I recently completed Simon Winchester's The Map That Changed the World; William Smith and the Birth of Modern Geology. As the bulk of my reading was done on the seventeen minute train ride between Kyoto Station and my soul-crushing, futile job, I initially took away the message of Smith's consistentlyhopeless efforts to have anyone notice his noble efforts and internalized it.
A large section of the book deals with Smith's exclusion by his betters at the Geological Society of London, mainly George Greenough. Smith labored in relative obscurity, known only to the most rabid of enthusiasts, as the authorities in the Society shaped the growing field of geology around him. Slowly things began to change:
"A new breed of scientists...who accorded as much honor to the practical men, the men who went out into the field in the damp and chill and happily dirtied their hands in the finding of facts, as to the theorists and thinkers in what was, after all, a fundamentally practical field of study."
Slowly I began to see Smith's struggle in a larger context. For some reason I pictured, completely apart from the field of geology, Amy Goodman- charisma vacuum that I feel she is notwithstanding- laboring away in her firehouse. I pictured people I will never hear of, powered shakily onward by a day's worth of caffeine, bringing me information that I wasn't even aware I needed. I pictured a kid at the local college station, absent even a trace ounce of personality, tracking down an interview because they think it is important that people hear it.
It was as these thoughts were murkily lurking in the back of my mind that Brian Williams' words of April 4th came to my attention:
"You're going to be up against people who have an opinion, a modem, and a bathrobe. All of my life, developing credentials to cover my field of work, and now I'm up against a guy named Vinny in an efficiency apartment in the Bronx who hasn't left the efficiency apartment in two years."
In the book Thomas Webster describes the members of the Geological Society as:
"...a band of busy, jealous, active and revengeful witlings who have gained and kept their asendancy partly from contempt, partly from the indolence of others."
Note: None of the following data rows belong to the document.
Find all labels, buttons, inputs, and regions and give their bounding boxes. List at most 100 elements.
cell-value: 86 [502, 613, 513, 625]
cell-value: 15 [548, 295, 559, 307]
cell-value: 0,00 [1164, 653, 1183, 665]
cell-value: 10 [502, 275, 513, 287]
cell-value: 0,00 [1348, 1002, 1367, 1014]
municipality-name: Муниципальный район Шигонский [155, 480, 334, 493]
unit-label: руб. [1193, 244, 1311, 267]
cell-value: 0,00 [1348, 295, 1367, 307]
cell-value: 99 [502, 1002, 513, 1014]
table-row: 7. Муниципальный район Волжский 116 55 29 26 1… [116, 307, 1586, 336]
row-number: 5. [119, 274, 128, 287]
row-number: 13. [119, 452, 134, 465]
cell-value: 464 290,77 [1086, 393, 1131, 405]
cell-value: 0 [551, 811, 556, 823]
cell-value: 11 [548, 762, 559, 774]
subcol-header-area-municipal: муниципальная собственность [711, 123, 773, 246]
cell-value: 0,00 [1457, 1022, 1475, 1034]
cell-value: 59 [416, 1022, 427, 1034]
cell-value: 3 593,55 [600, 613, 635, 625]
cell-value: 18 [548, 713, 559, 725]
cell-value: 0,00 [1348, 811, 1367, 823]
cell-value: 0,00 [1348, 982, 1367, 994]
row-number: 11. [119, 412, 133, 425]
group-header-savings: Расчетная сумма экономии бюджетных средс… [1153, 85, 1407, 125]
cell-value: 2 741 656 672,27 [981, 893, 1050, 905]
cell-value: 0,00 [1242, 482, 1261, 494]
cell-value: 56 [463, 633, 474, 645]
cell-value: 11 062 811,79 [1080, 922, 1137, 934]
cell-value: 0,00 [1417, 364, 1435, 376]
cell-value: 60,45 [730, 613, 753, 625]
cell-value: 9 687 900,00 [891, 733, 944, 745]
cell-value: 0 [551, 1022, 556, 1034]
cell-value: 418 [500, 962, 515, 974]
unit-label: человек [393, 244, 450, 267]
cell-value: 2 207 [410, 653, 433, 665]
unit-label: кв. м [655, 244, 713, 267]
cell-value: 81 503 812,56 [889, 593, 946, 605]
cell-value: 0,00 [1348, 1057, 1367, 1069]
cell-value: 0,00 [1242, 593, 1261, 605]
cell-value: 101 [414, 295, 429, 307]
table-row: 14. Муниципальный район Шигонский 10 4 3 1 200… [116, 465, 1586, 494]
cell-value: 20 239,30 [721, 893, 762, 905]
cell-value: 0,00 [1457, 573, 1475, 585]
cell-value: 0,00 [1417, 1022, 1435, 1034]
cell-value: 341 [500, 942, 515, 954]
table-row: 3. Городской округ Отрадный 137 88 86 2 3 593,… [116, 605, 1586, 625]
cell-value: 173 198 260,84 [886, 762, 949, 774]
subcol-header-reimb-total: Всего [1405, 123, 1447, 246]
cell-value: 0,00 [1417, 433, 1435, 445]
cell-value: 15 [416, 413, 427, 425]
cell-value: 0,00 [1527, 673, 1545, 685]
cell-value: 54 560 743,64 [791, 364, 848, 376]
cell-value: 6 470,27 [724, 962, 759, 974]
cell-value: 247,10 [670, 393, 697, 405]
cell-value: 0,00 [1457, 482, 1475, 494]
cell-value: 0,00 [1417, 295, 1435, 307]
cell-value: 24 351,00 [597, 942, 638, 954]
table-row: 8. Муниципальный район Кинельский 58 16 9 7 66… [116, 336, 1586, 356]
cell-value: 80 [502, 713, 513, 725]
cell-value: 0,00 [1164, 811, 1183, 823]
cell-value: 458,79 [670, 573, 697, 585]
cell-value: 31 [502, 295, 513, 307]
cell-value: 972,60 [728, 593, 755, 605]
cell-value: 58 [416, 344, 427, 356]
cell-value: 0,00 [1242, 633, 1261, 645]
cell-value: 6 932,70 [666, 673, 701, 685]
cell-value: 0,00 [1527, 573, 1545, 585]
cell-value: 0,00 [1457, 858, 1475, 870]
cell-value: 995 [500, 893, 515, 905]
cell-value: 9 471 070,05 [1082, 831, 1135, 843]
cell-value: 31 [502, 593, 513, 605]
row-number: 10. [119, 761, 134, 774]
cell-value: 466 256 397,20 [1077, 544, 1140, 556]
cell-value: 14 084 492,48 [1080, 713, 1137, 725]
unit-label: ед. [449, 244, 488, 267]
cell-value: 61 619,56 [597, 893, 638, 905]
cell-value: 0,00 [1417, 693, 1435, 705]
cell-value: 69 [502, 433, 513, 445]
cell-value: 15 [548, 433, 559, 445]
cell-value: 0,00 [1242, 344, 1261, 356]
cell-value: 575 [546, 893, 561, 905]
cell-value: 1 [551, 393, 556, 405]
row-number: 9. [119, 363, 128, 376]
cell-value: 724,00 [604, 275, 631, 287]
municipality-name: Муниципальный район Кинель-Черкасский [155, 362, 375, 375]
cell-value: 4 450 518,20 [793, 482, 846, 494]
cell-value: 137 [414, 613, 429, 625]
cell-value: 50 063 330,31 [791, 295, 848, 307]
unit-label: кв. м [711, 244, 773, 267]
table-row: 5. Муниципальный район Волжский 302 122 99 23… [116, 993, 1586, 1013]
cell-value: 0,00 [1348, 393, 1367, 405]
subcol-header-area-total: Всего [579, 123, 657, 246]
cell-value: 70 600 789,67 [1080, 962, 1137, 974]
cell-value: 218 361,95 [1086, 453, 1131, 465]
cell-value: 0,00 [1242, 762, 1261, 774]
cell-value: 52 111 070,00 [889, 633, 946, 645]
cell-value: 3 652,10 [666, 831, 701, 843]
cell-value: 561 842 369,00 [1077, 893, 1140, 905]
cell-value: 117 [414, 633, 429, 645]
I had, for the last few years, viewed the contemporary media through the paradigm laid out in the description of scouts and GMs presented in Moneyball. That is to say that they are a bunch of marginal charlatans whose own job security is maintained only by convincing people that they must exist, even when their own effectiveness is seriously in question. Those in the hierarchy of the Geological Society seemed to be partaking of the fruit of the same rotten tree. Surely media is growing and changing, as it always has. Surely there are flawed people who will be often wrong and people with false motivations as well as people who are well-intentioned yet pathetically ineffective. Yet:
"There was tension in particular once such men began not simply to rise but to overwhelm and displace the smug 'little coterie' whose fossil collectors' dining club it originally was."
I suppose one can't blame people for protecting their racket, yet when it comes at the expense of society at large-not to mention at great personal cost to those on the wrong end- our betters should be able to realize that their are simply playing out an old and tried role and step back and reflect on how they could function to the larger good of society. Even the Geological Society now gives awards in Smith's name.